Quase que pedindo perdão à sociedade brasileira, tal sua angústia em ter que admitir a insensatez e irresponsabilidade das forças armadas nessa aventura histórica, incompatível com a tendência democrática nacionalista, o brigadeiro se abriu à reflexão reparadora dos seus pares e pediu justiça contra os golpistas, conferindo-lhes direito ao devido processo legal com o qual romperam para apoiar um irresponsável capitão fascista na presidência da República.

A aventura militarista bolsonarista, apoiada pelas forças armadas, em sua grande parte, deve, segundo o brigadeiro, ser, o mais rapidamente possível, julgada e os responsáveis, devidamente, punidos, sejam integrantes dos escalões superiores e intermediários ou inferiores.

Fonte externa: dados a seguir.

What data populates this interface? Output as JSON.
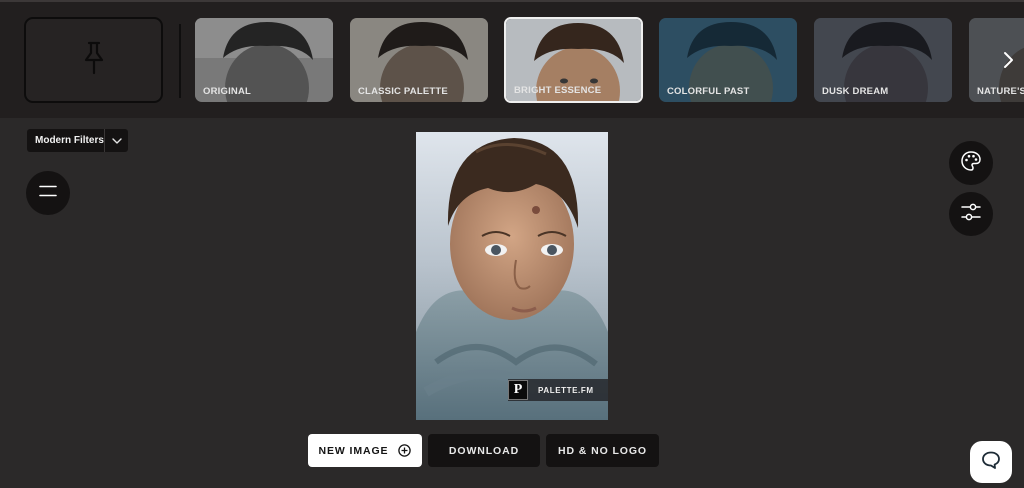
{
  "filter_bar": {
    "pin_icon": "pushpin-icon",
    "thumbnails": [
      {
        "label": "ORIGINAL",
        "selected": false
      },
      {
        "label": "CLASSIC PALETTE",
        "selected": false
      },
      {
        "label": "BRIGHT ESSENCE",
        "selected": true
      },
      {
        "label": "COLORFUL PAST",
        "selected": false
      },
      {
        "label": "DUSK DREAM",
        "selected": false
      },
      {
        "label": "NATURE'S",
        "selected": false
      }
    ],
    "next_icon": "chevron-right-icon"
  },
  "filter_set": {
    "selected": "Modern Filters",
    "icon": "chevron-down-icon"
  },
  "side_tools": {
    "menu_icon": "hamburger-menu-icon",
    "palette_icon": "palette-icon",
    "sliders_icon": "sliders-icon"
  },
  "preview": {
    "watermark_logo": "P",
    "watermark_text": "PALETTE.FM"
  },
  "actions": {
    "new_image": "NEW IMAGE",
    "download": "DOWNLOAD",
    "hd_no_logo": "HD & NO LOGO"
  },
  "chat": {
    "icon": "chat-bubble-icon"
  }
}
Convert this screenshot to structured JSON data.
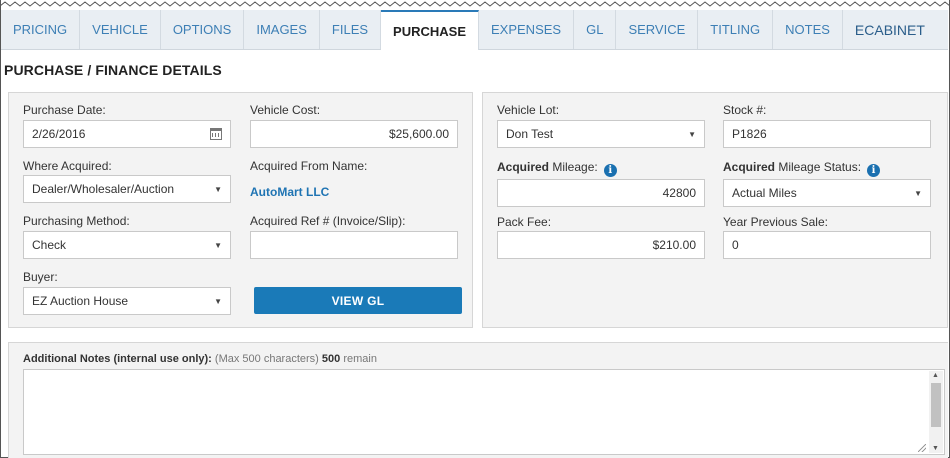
{
  "tabs": [
    {
      "label": "PRICING"
    },
    {
      "label": "VEHICLE"
    },
    {
      "label": "OPTIONS"
    },
    {
      "label": "IMAGES"
    },
    {
      "label": "FILES"
    },
    {
      "label": "PURCHASE"
    },
    {
      "label": "EXPENSES"
    },
    {
      "label": "GL"
    },
    {
      "label": "SERVICE"
    },
    {
      "label": "TITLING"
    },
    {
      "label": "NOTES"
    },
    {
      "label": "ECABINET"
    }
  ],
  "active_tab": "PURCHASE",
  "section_title": "PURCHASE / FINANCE DETAILS",
  "left": {
    "purchase_date": {
      "label": "Purchase Date:",
      "value": "2/26/2016"
    },
    "vehicle_cost": {
      "label": "Vehicle Cost:",
      "value": "$25,600.00"
    },
    "where_acquired": {
      "label": "Where Acquired:",
      "value": "Dealer/Wholesaler/Auction"
    },
    "acquired_from": {
      "label": "Acquired From Name:",
      "value": "AutoMart LLC"
    },
    "purchasing_method": {
      "label": "Purchasing Method:",
      "value": "Check"
    },
    "acquired_ref": {
      "label": "Acquired Ref # (Invoice/Slip):",
      "value": ""
    },
    "buyer": {
      "label": "Buyer:",
      "value": "EZ Auction House"
    },
    "view_gl": "VIEW GL"
  },
  "right": {
    "vehicle_lot": {
      "label": "Vehicle Lot:",
      "value": "Don Test"
    },
    "stock": {
      "label": "Stock #:",
      "value": "P1826"
    },
    "acquired_mileage": {
      "label_bold": "Acquired",
      "label_rest": " Mileage:",
      "value": "42800"
    },
    "mileage_status": {
      "label_bold": "Acquired",
      "label_rest": " Mileage Status:",
      "value": "Actual Miles"
    },
    "pack_fee": {
      "label": "Pack Fee:",
      "value": "$210.00"
    },
    "year_prev_sale": {
      "label": "Year Previous Sale:",
      "value": "0"
    }
  },
  "notes": {
    "label_strong": "Additional Notes",
    "label_mid": " (internal use only):",
    "label_hint": " (Max 500 characters) ",
    "remain_count": "500",
    "remain_word": " remain",
    "value": ""
  },
  "colors": {
    "accent": "#1a7ab8",
    "tab_text": "#3d7fb5",
    "panel_bg": "#f3f3f3"
  }
}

Joseli fez balanço histórico da participação dos militares em diferentes momentos da vida nacional, desde o Império à República, no afã de considerar de direito a violação da ordem legal segundo os critérios dos próprios militares, como força em si, diante dos demais estratos sociais.

Lembrou, entre outros episódios, o comportamento militar de julgar excepcionalmente participantes da Intentona Comunista, em 1935, arrolando-os sem provas etc, o que não deveria acontecer e que não deve se repetir jamais.

O mesmo aconteceu nas revoltas contra centralização política ditatorial monárquica nas províncias do império, no século 19, e, na República, na perseguição, em 1922, às passeatas dos trabalhadores, na Revolução de 1930, na contrarrevolução de 1932, em 1964, em 1967/8, quando a ditadura baixou o AI-5, gerador de guerrilhas cruelmente massacradas.

Essa escalada anticomunista, diz o brigadeiro, teve um termo a partir da Constituição de 1988 quando foi regulamentado o art. 142 que os militares consideraram autorreconhecimento constitucional como poder moderador.

FARSA DO PODER MODERADOR

Com tal poder os militares, viciados em autoritarismo histórico, lançaram mão da arrogância, violência e pretensão para tentar dar o golpe em Lula, agora, em 8 de janeiro de 2023, inconformados que ficaram com derrota eleitoral de Bolsonaro ao qual ideoligicamente se filiaram, avalizando o fascista.

O colapso do bolsonarismo militarista neoliberal, portanto, é o momento necessário para revisão do equívoco histórico das forças armadas que precisa ser removido, sem revanchismo, ressalva o Brigadeiro, como única alternativa capaz de manter o país unido em torno da democracia, para não cair no suicídio ditatorial que levaria à guerra civil.

A entrevista do Brigadeiro Joceli ocorreu no momento em que a cúpula das Forças Armadas se reúne para tratar da tentativa golpista de impedir posse de Lula, articulada por militares arregimentados por Bolsonaro para militarizar o poder, desmilitarizado, enfim, pelo processo democrático, nas eleições de 2022.

Qual a garantia de que esse retrocesso estará banido para sempre, quando Bolsonaro está prestes a ter suspendido por oito anos direito de disputar eleição?

EM TEMPO: Olha aí os "Camelos" fortalecendo à Democracia. Convém lembrar que não houve o golpe militar porque o governo Joe Biden, dos EUA,  não apoiou, assim como a comunidade europeia. Ok, Moçada!